Stesimbrotus of Thasos, who lived near about the same time with Cimon, reports of him that he had little acquaintance either with music, or any of the other liberal studies and accomplishments, then common among the Greeks; that he had nothing whatever of the quickness and the ready speech of his countrymen in Attica; that he had great nobleness and candour in his disposition, and in his character in general resembled rather a native of Peloponnesus than of Athens; as Euripides describes Hercules-"----Rude And unrefined, for great things well endued:"for this may fairly be added to the character which Stesimbrotus has given of him.

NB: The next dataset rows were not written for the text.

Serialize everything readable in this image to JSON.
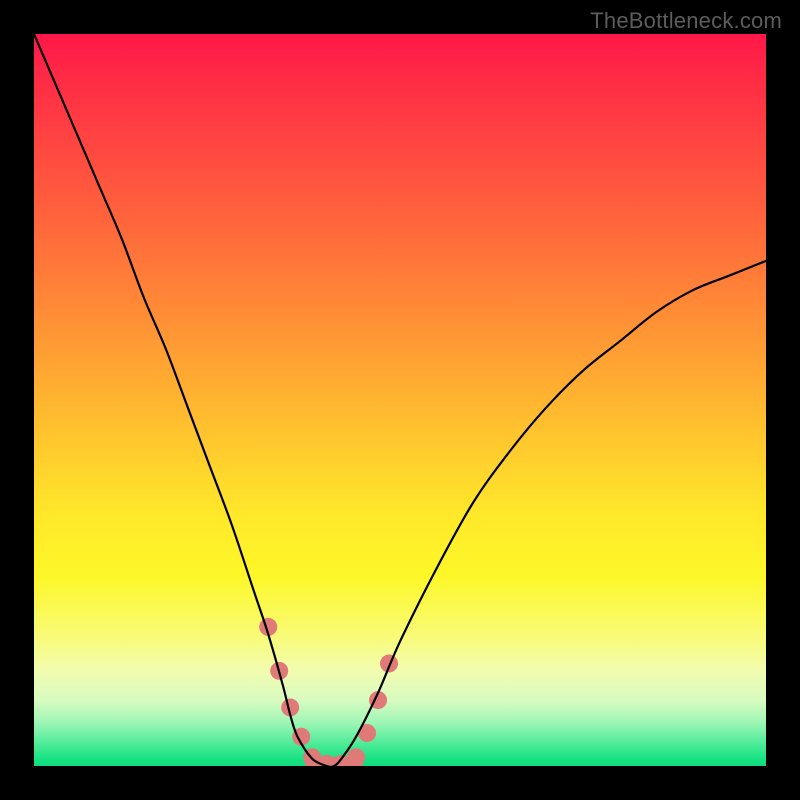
{
  "watermark": "TheBottleneck.com",
  "colors": {
    "frame": "#000000",
    "curve_stroke": "#000000",
    "marker_fill": "#e07a78",
    "watermark_text": "#5c5c5c"
  },
  "chart_data": {
    "type": "line",
    "title": "",
    "xlabel": "",
    "ylabel": "",
    "xlim": [
      0,
      100
    ],
    "ylim": [
      0,
      100
    ],
    "x": [
      0,
      3,
      6,
      9,
      12,
      15,
      18,
      21,
      24,
      27,
      30,
      32,
      34,
      35,
      36,
      38,
      40,
      41,
      42,
      44,
      47,
      50,
      55,
      60,
      65,
      70,
      75,
      80,
      85,
      90,
      95,
      100
    ],
    "y": [
      100,
      93,
      86,
      79,
      72,
      64,
      57,
      49,
      41,
      33,
      24,
      18,
      11,
      7,
      4,
      1,
      0,
      0,
      1,
      4,
      10,
      17,
      27,
      36,
      43,
      49,
      54,
      58,
      62,
      65,
      67,
      69
    ],
    "series": [
      {
        "name": "bottleneck-curve",
        "x": [
          0,
          3,
          6,
          9,
          12,
          15,
          18,
          21,
          24,
          27,
          30,
          32,
          34,
          35,
          36,
          38,
          40,
          41,
          42,
          44,
          47,
          50,
          55,
          60,
          65,
          70,
          75,
          80,
          85,
          90,
          95,
          100
        ],
        "y": [
          100,
          93,
          86,
          79,
          72,
          64,
          57,
          49,
          41,
          33,
          24,
          18,
          11,
          7,
          4,
          1,
          0,
          0,
          1,
          4,
          10,
          17,
          27,
          36,
          43,
          49,
          54,
          58,
          62,
          65,
          67,
          69
        ]
      }
    ],
    "markers": [
      {
        "x": 32.0,
        "y": 19
      },
      {
        "x": 33.5,
        "y": 13
      },
      {
        "x": 35.0,
        "y": 8
      },
      {
        "x": 36.5,
        "y": 4
      },
      {
        "x": 38.0,
        "y": 1.2
      },
      {
        "x": 40.0,
        "y": 0.3
      },
      {
        "x": 42.0,
        "y": 0.3
      },
      {
        "x": 44.0,
        "y": 1.2
      },
      {
        "x": 45.5,
        "y": 4.5
      },
      {
        "x": 47.0,
        "y": 9
      },
      {
        "x": 48.5,
        "y": 14
      }
    ],
    "baseline_segment": {
      "x0": 38,
      "x1": 44,
      "y": 0.3
    }
  }
}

They accused him, in his younger years, of cohabiting with his own sister Elpinice, who, indeed, otherwise had no very clear reputation, but was reported to have been over-intimate with Polygnotus the painter; and hence, when he painted the Trojan women in the porch, then called the Plesianactium, and now the Poecile, he made Laodice a portrait of her. Polygnotus was not an ordinary mechanic, nor was he paid for his work, but out of a desire to please the Athenians painted the portico for nothing. So it is stated by the historians, and in the following verses by the poet Melanthius:-"Wrought by his hand the deeds of heroes grace At his own charge our temples and our place."Some affirm that Elpinice lived with her brother, not secretly, but as his married wife, her poverty excluding her from any suitable match.